Punch-Drunk Love is even more liberal in its treatment of reality. A mysterious light, that seems to emanate from the instrument itself, lights up the face of Barry (Adam Sandler) while he plays the harmonium for the first time. Luminous red, white and blue spots of unknown origin appear in the background during the car accident at the end of the film. Finally, there are the puddings that physically call out to Barry and instruct him (“Come here! Barry, come here!”) when he is most in need of assistance. Barry (highly-strung, but definitely not hallucinating) does not bat at eye at the apparent absurdity of this phenomenon.
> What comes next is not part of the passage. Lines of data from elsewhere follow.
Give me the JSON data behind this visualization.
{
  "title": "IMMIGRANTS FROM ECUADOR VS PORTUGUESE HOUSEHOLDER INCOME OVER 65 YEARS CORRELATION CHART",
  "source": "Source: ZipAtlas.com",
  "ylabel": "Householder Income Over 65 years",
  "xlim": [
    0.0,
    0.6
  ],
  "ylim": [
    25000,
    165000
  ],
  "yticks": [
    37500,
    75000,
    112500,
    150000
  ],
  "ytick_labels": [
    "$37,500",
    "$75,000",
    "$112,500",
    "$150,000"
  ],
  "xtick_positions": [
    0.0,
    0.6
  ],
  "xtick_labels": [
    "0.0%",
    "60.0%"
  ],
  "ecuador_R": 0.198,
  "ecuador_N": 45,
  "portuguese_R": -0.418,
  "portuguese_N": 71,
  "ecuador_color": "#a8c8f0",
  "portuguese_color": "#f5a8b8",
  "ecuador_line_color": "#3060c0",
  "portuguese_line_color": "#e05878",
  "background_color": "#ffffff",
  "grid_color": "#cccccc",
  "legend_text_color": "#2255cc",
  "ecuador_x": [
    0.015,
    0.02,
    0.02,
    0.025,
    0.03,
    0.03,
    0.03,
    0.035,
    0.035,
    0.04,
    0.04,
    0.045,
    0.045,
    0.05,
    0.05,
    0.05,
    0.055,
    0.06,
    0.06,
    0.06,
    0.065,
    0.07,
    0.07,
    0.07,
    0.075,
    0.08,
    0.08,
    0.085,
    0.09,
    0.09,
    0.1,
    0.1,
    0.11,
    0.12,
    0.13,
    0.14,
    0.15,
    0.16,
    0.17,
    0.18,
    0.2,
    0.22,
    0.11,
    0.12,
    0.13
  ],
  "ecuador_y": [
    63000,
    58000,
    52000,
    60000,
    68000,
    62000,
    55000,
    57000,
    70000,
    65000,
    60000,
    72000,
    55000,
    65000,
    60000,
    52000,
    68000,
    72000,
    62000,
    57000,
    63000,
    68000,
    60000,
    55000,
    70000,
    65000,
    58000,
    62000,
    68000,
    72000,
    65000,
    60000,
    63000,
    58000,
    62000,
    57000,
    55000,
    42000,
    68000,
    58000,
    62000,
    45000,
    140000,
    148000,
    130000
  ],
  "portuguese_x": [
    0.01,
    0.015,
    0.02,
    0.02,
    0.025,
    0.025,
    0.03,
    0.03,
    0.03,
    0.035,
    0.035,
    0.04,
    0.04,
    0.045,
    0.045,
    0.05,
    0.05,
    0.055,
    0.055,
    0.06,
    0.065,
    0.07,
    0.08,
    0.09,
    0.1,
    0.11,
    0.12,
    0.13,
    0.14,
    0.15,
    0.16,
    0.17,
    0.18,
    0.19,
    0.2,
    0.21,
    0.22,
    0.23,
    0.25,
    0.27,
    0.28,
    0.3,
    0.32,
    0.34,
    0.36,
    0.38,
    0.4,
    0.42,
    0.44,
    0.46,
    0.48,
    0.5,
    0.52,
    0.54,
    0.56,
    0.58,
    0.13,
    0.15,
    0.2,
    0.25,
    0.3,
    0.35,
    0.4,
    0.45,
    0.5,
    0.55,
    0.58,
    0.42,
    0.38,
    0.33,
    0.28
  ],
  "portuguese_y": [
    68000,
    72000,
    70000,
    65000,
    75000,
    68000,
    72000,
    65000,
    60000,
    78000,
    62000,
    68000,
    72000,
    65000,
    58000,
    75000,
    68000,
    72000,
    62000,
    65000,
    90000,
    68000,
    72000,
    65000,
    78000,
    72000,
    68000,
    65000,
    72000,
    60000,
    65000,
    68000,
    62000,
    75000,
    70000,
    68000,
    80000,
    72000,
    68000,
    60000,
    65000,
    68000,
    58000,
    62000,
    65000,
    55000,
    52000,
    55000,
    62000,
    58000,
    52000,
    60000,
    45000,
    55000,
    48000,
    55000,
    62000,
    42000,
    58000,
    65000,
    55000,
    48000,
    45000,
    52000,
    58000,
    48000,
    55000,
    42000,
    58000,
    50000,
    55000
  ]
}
The tracking shot fulfils an essential function in the creation of an illusion of the film’s realism, and the presence of some extraordinary elements within these supposedly unfettered slices of reality casts a beautiful glow over the entire shot. Conversely, the presence of the long tracking shot within the structure of the film stabilises any tension that supernatural elements might otherwise create within a realist narrative. In this respect, Anderson’s tracking shots normalise the extraordinary with equally extraordinary panache.

Select Bibliography

André Bazin, “The Virtues and Limitations of Montage”, What is Cinema? Vol. I, translated by Hugh Gray (Berkeley & Los Angeles: University of California Press, 2005), pp. 41-52.

Endnotes

  1. This quotation is taken from the commentary track (director and cast) of the Region 2 collector’s edition DVD of Hard Eight.
  2. A considerable length in a film with an average shot length (ASL) of 14.89 seconds. The film contains 121 shots and my NTSC VHS copy of the film had a total running time of 30 minutes and 2 seconds (excluding the credits on black). If the static interview segments, the black screens and full-screen photos are subtracted, in order to give a visual average of the action proper, we get an ASL of 12.61 seconds (93 shots in 19 minutes and 33 seconds).
  3. Originally entitled Sydney, the film was renamed after the production company Rysher Entertainment took it away from Paul Thomas Anderson for re-editing. In the end, the director’s cut was shown at the Cannes Film Festival in 1996. While Anderson prefers his original title, the film has since been marketed and distributed as Hard Eight. This has been widely documented; among other resources, see Sharon Waxman’s Rebels on the Backlot (New York: HarperCollins, 2005), pp. 89-91, and James Mottram’s The Sundance Kids (London: Faber and Faber, 2006), p. 145, for further details.
  4. Paul Thomas Anderson explicitly cites I Am Cuba as the inspiration for this shot in the director’s commentary of the Boogie Nights DVD (Region 2 collector’s edition).
  5. Roger Ebert begins and ends his review of the film with sentences mentioning the particularly “operatic” aspects of both the production’s ambitions and length; see Roger Ebert, “Magnolia”, Chicago Sun-Times, 7 January 2000. James Mottram implies an exaggerated melodramatic tone to Anderson’s films with the following statement: “P. T. Anderson […] gives new meaning to the term ‘soap opera’, raising the everyday to an operatic intensity.” (p. 142). Alain Badiou goes even further in his assessment of the film’s operatic characteristics: “Every actor, like an opera singer, has an aria – in other words, an opportunity for him to show what he can do.: (p. 62; my translation) Alain Badiou, «Oui à l’amour, sinon la solitude», L’art du cinéma, No. 38, Autumn 2002, Paris, Cinéma Art Nouveau, pp. 56-77. Many more examples are to be found, from Emanuel Levy in Variety to Janet Maslin calling it an “artfully orchestrated symphony”; Emanuel Levy, “Magnolia”, Variety, 10 December 1999; Janet Maslin, “Magnolia”, The New York Times, 17 December 1999.
  6. In particular, a combination Steadicam-crane shot of a shoot-out on the open road in Alfonso Cuarón’s Children of Men (2006) comes to mind.

About The Author

André Crous obtained his Master’s Degree in Film Studies from the University of Paris-III in 2007. At present, he is living in South Africa.